The Bible is clear…God doesn’t decide who goes to heaven by the standard of fairness. Jesus was very clear on this in Matthew 20. In Matthew 20:1-16 Jesus told the following story,“For the Kingdom of Heaven is like the landowner who went out early one morning to hire workers for his vineyard. He agreed to pay the normal daily wage and sent them out to work. “At nine o’clock in the morning he was passing through the marketplace and saw some people standing around doing nothing. So he hired them, telling them he would pay them whatever was right at the end of the day. So they went to work in the vineyard. At noon and again at three o’clock he did the same thing. “At five o’clock that afternoon he was in town again and saw some more people standing around. He asked them, ‘Why haven’t you been working today?’ “They replied, ‘Because no one hired us.’ “The landowner told them, ‘Then go out and join the others in my vineyard.’ “That evening he told the foreman to call the workers in and pay them, beginning with the last workers first. When those hired at five o’clock were paid, each received a full day’s wage. When those hired first came to get their pay, they assumed they would receive more. But they, too, were paid a day’s wage. When they received their pay, they protested to the owner, ‘Those people worked only one hour, and yet you’ve paid them just as much as you paid us who worked all day in the scorching heat.’ “He answered one of them, ‘Friend, I haven’t been unfair! Didn’t you agree to work all day for the usual wage? Take your money and go. I wanted to pay this last worker the same as you. Is it against the law for me to do what I want with my money? Should you be jealous because I am kind to others [some translations say “generous” to others]?’ “So those who are last now will be first then, and those who are first will be last.”
In this story God is the landowner and we are the workers. Some of us work for God our whole lives, like those hired at 9am. Others, like the criminal on the cross next to Jesus, work for God for only a short period of time. Others work for God a length of time somewhere in-between these two extremes. If we think God judges by the standard of fairness we would conclude that those who worked their whole lives should get in to heaven, while those who haven’t, shouldn’t. But through this parable Jesus teaches us that God doesn’t judge by the standard of fairness, rather the standard of forgiveness. People who work only one hour of their lives for God get heaven, just the same as the ones who work for God their whole lives – because both have had their sins forgiven. How long they’ve worked has nothing to do with it. All that matters is that they’ve been forgiven. So in this sense, God doesn’t judge by what we think is fair, he judges by whether or not we’ve been forgiven.

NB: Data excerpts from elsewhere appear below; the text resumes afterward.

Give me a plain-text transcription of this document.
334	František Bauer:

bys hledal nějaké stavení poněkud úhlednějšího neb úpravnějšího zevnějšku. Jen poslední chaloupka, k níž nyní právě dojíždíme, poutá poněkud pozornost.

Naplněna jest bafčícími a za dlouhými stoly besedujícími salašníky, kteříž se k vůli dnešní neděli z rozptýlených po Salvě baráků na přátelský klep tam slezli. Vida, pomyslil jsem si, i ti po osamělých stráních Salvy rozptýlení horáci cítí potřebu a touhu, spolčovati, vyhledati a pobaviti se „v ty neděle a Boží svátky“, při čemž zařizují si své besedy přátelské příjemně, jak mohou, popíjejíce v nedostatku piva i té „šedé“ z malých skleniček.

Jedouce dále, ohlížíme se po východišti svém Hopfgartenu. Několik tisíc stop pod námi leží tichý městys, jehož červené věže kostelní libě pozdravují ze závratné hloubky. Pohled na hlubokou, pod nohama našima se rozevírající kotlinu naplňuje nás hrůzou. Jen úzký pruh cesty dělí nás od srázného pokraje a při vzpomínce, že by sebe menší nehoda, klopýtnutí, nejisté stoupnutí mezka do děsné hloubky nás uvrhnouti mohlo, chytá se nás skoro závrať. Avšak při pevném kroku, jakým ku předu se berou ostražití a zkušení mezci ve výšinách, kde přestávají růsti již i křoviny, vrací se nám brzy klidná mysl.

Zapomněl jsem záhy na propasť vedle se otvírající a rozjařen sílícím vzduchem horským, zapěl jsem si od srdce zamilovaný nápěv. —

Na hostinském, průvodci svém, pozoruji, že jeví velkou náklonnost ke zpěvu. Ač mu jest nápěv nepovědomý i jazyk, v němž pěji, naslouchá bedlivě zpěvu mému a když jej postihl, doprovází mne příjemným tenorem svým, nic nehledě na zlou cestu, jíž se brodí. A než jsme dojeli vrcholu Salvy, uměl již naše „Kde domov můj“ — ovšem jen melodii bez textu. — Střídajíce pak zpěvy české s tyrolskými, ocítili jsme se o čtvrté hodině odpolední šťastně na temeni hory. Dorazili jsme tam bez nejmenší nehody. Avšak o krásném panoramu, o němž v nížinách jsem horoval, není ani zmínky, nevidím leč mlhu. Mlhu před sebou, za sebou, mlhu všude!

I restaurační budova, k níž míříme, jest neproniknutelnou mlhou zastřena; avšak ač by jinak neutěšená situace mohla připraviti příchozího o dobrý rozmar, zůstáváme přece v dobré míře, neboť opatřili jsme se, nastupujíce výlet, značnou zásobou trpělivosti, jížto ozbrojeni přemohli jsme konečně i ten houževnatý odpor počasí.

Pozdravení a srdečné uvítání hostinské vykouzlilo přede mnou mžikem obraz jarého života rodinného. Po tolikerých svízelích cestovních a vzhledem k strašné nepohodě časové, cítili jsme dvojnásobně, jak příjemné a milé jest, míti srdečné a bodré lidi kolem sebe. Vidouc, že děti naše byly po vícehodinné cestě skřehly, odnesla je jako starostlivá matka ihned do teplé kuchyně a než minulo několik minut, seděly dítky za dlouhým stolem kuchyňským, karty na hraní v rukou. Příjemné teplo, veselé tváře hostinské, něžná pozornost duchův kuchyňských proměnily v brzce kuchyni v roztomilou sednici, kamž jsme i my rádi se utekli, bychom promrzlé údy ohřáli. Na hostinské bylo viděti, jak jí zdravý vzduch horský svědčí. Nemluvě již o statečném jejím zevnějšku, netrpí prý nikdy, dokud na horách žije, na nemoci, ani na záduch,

Friends – I for one am so grateful that God isn’t fair according to our definition of fair. If God were fair by our standards I would be paying the penalty for my sins myself – He certainly wouldn’t have sent Jesus to die in my place, for my sins – for having one person die for the sins of another isn’t fair at all. But as the landowner in the story was kind and generous, giving a day’s wage to each and every worker, regardless how long they worked, so God is kind and generous with us. That is, God doesn’t make us earn heaven, he kindly and generously give it to us as a gift. Fairness would’ve demanded that we die for our sins, but God opted for kindness and generosity over fairness. Can anyone say: Thank you God!
Now the right way to respond to this news is to praise and thank God. The wrong way is to say “If I can live my life how I want and then just accept Jesus right before I die, that’s what I’m going to do!” Friends, that would be foolish for at least two reasons:
- You don’t know when you’re going to die and your eternity isn’t something you ought to gamble with.
- Everyone who is forgiven gets into heaven. But our reward once we’re there, depends entirely on what we’ve done for the Lord on this earth. So if we try to avoid surrendering our lives to God right before we die, we forfeit all the rewards we could be storing up in heaven throughout our lives. That would be foolish.